Dick van Well

Personal information
- Place of birth: Rotterdam, Netherlands

Managerial career
- Years: Team
- 2007–2015: Feyenoord (chairman)

= Dick van Well =

Dutch businessman (born 1948)

Dick van Well (/nl/; (Note: In isolation, van is pronounced /nl/.) born 1948) is a Dutch businessman and is mainly known for being chairman of Dutch football team Feyenoord Rotterdam between 2007–2015.

Van Well was chairman of the Dura Vermeer Group in Zoetermeer for many years. He is known to support Feyenoord since the 1960s, the time that the quality of Dutch football improved to their glorious years in the 1970s, including Feyenoord European Cup win in 1970. He also has his own business seat in the Feijenoord Stadion. Van Well was appointed as Feyenoord's new chairman after Jorien van den Herik was forced to withdraw from his position in the 2006-07 season.
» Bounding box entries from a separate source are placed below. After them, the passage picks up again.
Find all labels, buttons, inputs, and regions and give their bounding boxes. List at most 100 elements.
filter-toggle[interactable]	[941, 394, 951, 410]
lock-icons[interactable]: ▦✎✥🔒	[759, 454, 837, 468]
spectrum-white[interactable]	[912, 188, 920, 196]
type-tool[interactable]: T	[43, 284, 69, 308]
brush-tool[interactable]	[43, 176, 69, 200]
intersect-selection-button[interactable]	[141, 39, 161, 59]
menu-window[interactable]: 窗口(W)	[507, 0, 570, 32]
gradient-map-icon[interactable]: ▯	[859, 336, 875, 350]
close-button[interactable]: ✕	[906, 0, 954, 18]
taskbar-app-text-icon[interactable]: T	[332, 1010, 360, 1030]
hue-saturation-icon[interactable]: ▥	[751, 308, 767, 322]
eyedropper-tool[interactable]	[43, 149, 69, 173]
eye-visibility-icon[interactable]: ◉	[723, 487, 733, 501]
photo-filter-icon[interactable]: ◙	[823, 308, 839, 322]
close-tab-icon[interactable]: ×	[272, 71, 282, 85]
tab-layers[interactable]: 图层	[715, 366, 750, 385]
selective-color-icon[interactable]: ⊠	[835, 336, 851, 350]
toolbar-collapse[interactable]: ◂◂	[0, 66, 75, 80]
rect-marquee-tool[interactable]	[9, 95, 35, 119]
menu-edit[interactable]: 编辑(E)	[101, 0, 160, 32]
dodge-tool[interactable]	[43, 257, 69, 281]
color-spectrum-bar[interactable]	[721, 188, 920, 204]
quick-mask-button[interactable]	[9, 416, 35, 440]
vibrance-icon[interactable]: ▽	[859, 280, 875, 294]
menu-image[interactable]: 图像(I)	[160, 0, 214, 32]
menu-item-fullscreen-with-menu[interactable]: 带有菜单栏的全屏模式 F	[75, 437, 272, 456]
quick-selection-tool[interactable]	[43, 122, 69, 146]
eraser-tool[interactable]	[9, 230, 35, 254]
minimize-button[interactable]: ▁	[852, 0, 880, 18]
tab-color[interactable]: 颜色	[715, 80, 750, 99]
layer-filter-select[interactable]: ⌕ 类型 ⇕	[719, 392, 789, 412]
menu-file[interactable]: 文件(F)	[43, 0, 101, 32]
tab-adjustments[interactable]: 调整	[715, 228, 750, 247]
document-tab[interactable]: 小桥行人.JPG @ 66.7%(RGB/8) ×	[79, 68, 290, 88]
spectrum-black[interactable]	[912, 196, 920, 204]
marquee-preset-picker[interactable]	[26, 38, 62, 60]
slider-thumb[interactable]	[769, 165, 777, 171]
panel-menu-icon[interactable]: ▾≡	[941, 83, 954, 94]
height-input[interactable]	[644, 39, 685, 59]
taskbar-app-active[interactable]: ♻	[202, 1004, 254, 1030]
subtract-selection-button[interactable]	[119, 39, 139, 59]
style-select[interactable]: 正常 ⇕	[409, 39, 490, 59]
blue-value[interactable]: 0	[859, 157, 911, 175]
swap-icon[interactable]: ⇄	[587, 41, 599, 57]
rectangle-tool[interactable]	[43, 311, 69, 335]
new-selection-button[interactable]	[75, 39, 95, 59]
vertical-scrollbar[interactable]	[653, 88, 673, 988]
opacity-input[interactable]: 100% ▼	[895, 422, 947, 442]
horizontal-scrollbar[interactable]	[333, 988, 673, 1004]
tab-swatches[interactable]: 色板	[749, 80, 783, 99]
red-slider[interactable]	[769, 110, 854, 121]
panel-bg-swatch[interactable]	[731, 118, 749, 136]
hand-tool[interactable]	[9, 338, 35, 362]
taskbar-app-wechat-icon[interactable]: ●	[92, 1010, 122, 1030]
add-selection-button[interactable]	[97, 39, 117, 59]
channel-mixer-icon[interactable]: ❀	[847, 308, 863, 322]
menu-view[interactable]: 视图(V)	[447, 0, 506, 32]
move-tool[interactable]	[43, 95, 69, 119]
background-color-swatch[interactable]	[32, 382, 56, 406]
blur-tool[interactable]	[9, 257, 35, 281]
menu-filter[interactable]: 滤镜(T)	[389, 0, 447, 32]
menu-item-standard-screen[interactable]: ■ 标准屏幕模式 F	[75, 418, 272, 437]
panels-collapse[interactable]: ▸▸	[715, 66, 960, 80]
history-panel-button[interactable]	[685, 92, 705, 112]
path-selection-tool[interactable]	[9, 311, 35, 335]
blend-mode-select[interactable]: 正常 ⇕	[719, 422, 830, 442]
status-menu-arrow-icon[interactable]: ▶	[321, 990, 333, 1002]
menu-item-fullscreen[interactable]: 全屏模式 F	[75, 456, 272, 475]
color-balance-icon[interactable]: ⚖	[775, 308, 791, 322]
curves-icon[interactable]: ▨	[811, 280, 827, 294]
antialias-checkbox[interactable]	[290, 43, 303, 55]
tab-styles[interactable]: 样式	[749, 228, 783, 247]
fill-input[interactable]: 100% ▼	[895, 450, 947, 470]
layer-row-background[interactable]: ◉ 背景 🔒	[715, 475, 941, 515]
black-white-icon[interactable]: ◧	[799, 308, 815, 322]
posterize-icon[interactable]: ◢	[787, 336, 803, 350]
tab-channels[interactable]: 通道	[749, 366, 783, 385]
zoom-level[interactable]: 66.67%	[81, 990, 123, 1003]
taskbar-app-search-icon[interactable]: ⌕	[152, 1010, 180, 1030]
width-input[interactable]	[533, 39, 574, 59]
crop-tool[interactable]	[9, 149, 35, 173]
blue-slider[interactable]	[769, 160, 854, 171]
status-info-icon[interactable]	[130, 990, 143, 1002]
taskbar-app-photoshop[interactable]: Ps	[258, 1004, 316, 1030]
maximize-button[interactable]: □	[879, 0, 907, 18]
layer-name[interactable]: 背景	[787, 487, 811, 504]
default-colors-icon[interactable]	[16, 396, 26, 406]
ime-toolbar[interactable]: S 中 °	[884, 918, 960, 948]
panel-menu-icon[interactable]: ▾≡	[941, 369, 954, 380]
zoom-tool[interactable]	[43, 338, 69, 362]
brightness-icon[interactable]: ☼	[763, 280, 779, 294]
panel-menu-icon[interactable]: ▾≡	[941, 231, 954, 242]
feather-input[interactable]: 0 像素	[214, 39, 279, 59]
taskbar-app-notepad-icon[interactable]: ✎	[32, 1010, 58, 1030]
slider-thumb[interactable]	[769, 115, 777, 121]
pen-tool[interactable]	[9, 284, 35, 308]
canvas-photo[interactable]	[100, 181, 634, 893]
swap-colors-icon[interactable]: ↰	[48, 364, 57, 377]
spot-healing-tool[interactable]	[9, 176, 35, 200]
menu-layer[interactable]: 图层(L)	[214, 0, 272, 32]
The man who saved Feyenoord from bankruptcy in 1992 now made some financial errors, which eventually placed the club under special guardianship.

A group of Feyenoord icons including former chairman Gerard Kerkum operated in the "Commissie Kerkum" to restructure Feyenoord's future. In December 2006 they published their thoughts and came to the conclusion that Van den Herik should leave the club. Van Well was asked by the commission to become Feyenoord's new chairman. He did not want to become the chairman right away, but from the start of the 2007-08 season. As a result, Kerkum himself took over from Van den Herik for the rest of the season and warmed Van Well up for the start of the new season.

Feyenoord surprised everyone in the 2007 summer break when they managed to do some surprise player purchases like Giovanni van Bronckhorst, Roy Makaay and the return of manager Bert van Marwijk. The media reported that although Van den Herik had left Feyenoord already, he had a big effort in bringing these players to the club.